My power supply design, comment please
Aug 13, 2004 at 12:36 PM Post #2 of 9
I can't really answer your question reliably- I'd suggest trying it both ways.

What does concern me is the lack of protection diodes for the regs. You don't want the post-reg bank draining back through your regulator. The data sheet has some good info on this. You should be able to air-wire it easily even though your baord is already in fab.
 
Aug 13, 2004 at 11:10 PM Post #3 of 9
Voodoochille can you please elaborate on this? I've seen designs with the diode in place. The original Gilmore PSU schematic doesn't have the diode in, and mine appears to work now. So what does the diode actually prevent, and how do such cases occure?
 
Aug 14, 2004 at 1:32 AM Post #4 of 9
The output caps can discharge into the output of the regulator if there is a short (not that that would happen, but sometimes it does), and ruin it. The reg can handle 15 to 20a if the spike is short enough... sounds like a lot, but even a 10uF cap can hit 20A briefly if the ESR is low enough.

Page eight of this PDF at Nat Semi talks about the details. Not mandatory, but there isn't any performance hit that I am aware of for having them installed, either.
 
Aug 14, 2004 at 5:11 AM Post #5 of 9
Hi,

Agree with Voodoochile. When turning off, the charge accumulated in the POST-regulator stage may go back to the regulator. (I am think the POST-regulator stage will draw a lot of current while turning on, but I am not sure if it is fatal.)

It is really easy to do. You just connect the diode so that returning current will be bypassed to the PRE-regulator stage. Note here that even then you should not stack a lot of capacitance in the POST-regulator stage. Your diodes and tranny are going to take the discharge.

I would amass the capacitance at the PRE-regulator stage and use modest amount at the post-regulator stage. I want at bit over 4700uF there. You should get around 0.5V ripple before the regulator.

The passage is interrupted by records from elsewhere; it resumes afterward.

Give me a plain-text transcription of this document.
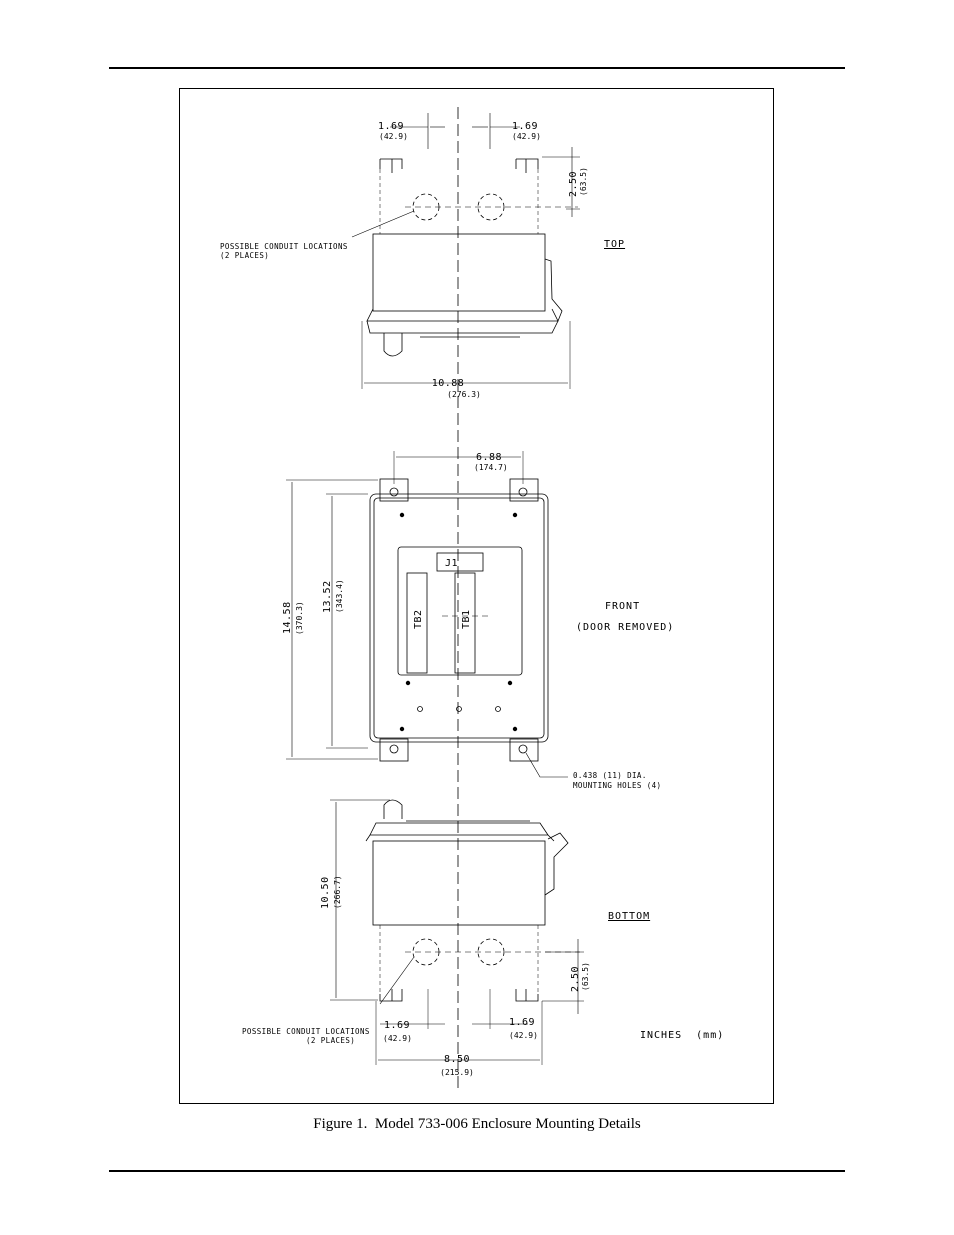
1.69
(42.9)
1.69
(42.9)
2.50 (63.5)
POSSIBLE CONDUIT LOCATIONS
(2 PLACES)
TOP
10.88
(276.3)
6.88
(174.7)
14.58 (370.3)
13.52 (343.4)
J1
TB2	TB1
FRONT
(DOOR REMOVED)
0.438 (11) DIA.
MOUNTING HOLES (4)
10.50 (266.7)
BOTTOM
2.50 (63.5)
POSSIBLE CONDUIT LOCATIONS
(2 PLACES)
1.69
(42.9)
1.69
(42.9)
8.50
(215.9)
INCHES  (mm)
Figure 1.  Model 733-006 Enclosure Mounting Details
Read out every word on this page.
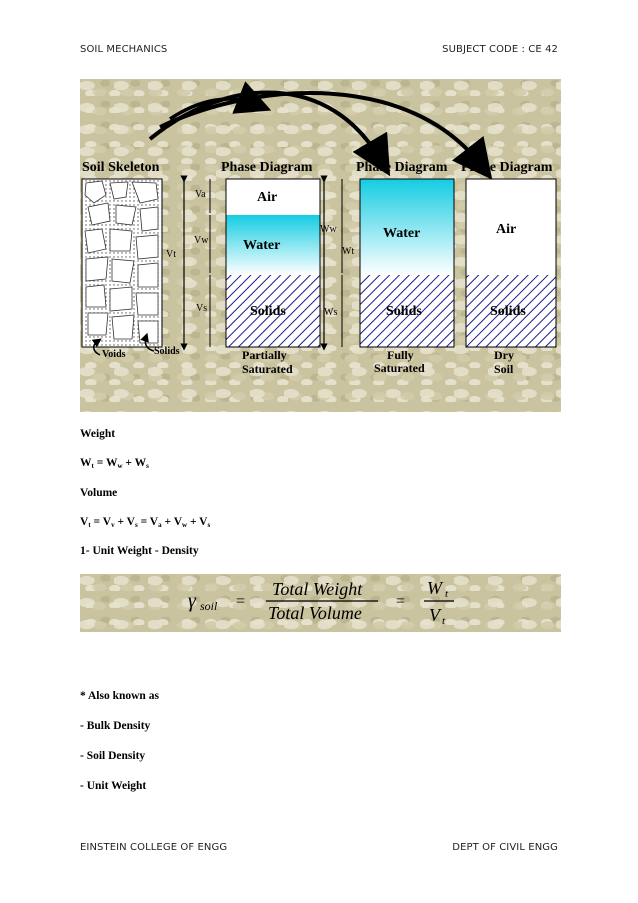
SOIL MECHANICS	SUBJECT CODE : CE 42
Soil Skeleton	Phase Diagram	Phase Diagram Phase Diagram
Voids	Solids
Va
Vw
Vs
Vt
Air
Water
Solids
Ww
Wt
Ws
Water
Solids
Air
Solids
Partially
Saturated
Fully
Saturated
Dry
Soil
Weight
$W_t = W_w + W_s$
Volume
$V_t = V_v + V_s = V_a + V_w + V_s$
1- Unit Weight - Density
γ soil =
Total Weight
Total Volume
=
W t
V t
* Also known as
- Bulk Density
- Soil Density
- Unit Weight
EINSTEIN COLLEGE OF ENGG	DEPT OF CIVIL ENGG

6,000uF in POST-regulator stage is a bit overkill. But then ... WE LIKE OVERKILL DON'T WE? YEAH, SIR/MA'AM! WE LIKE OVERKILL, SIR/MA'AM!

Tomo

P.S. Just use tough rectifiers and trannies.
 
Aug 14, 2004 at 9:47 AM Post #6 of 9
hmm.... i have received the pcb's today - 3A peak 1.9 cont rated bridge rectifier.... but it also says maxmum load capacitance 5000uF
basshead.gif


I dont know whether to try it or not... new BR's on the way now anyway..

Also the transformer is 50VA, delivering 1.67A

now if the transformer shouldn't deliver more current than that....what happens? the BR should be ok, and the charge times should be longer reducing the demand.. however the voltage regulator is only rated to 1.5A anyway..

In kevin gilmores design, he has 4700uF after the regs, so i presume that shouldn't be too much of a problem.
 
Aug 15, 2004 at 4:13 AM Post #7 of 9
Quote:

it also says maxmum load capacitance 5000uF


They're not kidding. The designers know the effective impedance of the diode bridge, and you can work out the current that will be required to charge a cap through that resistance. The limit on capacitance is there because the higher the value, the longer the charging takes, hence the more heat you generate in the bridge. The more heat, the more likely you will damage the bridge.

That's one reason I use big TO-220 discrete rectifiers instead of monolithic bridges on the STEPS, and also why I recommend only about 2000-4000uF of capacitance.

Quote:

now if the transformer shouldn't deliver more current than that....what happens?


The more current you pull from a transformer, the higher the magnetic flux, and thus the higher the transformer's impedance. This source of inefficiency is why the voltage at the secondary of a transformer drops as current increases. The rated voltage on a transformer is where the voltage is supposed to be when the rated current is drawn from it. So, if you draw more current, the voltage drops below the rated voltage. If you draw enough current, you will generate enough heat in the windings to damage them. If you short the windings, your life can get momentarily exciting.
 
Aug 15, 2004 at 1:02 PM Post #9 of 9
Quote:

Originally Posted by Garbz
Voodoochille can you please elaborate on this? I've seen designs with the diode in place. The original Gilmore PSU schematic doesn't have the diode in, and mine appears to work now. So what does the diode actually prevent, and how do such cases occure?


I might be wrong but I do believe ever seeing Mr Gilmore post in the forums that the person who builds it would know what to do. ie. Bypass the opamps with ceramic caps, diodes across the regulator etc.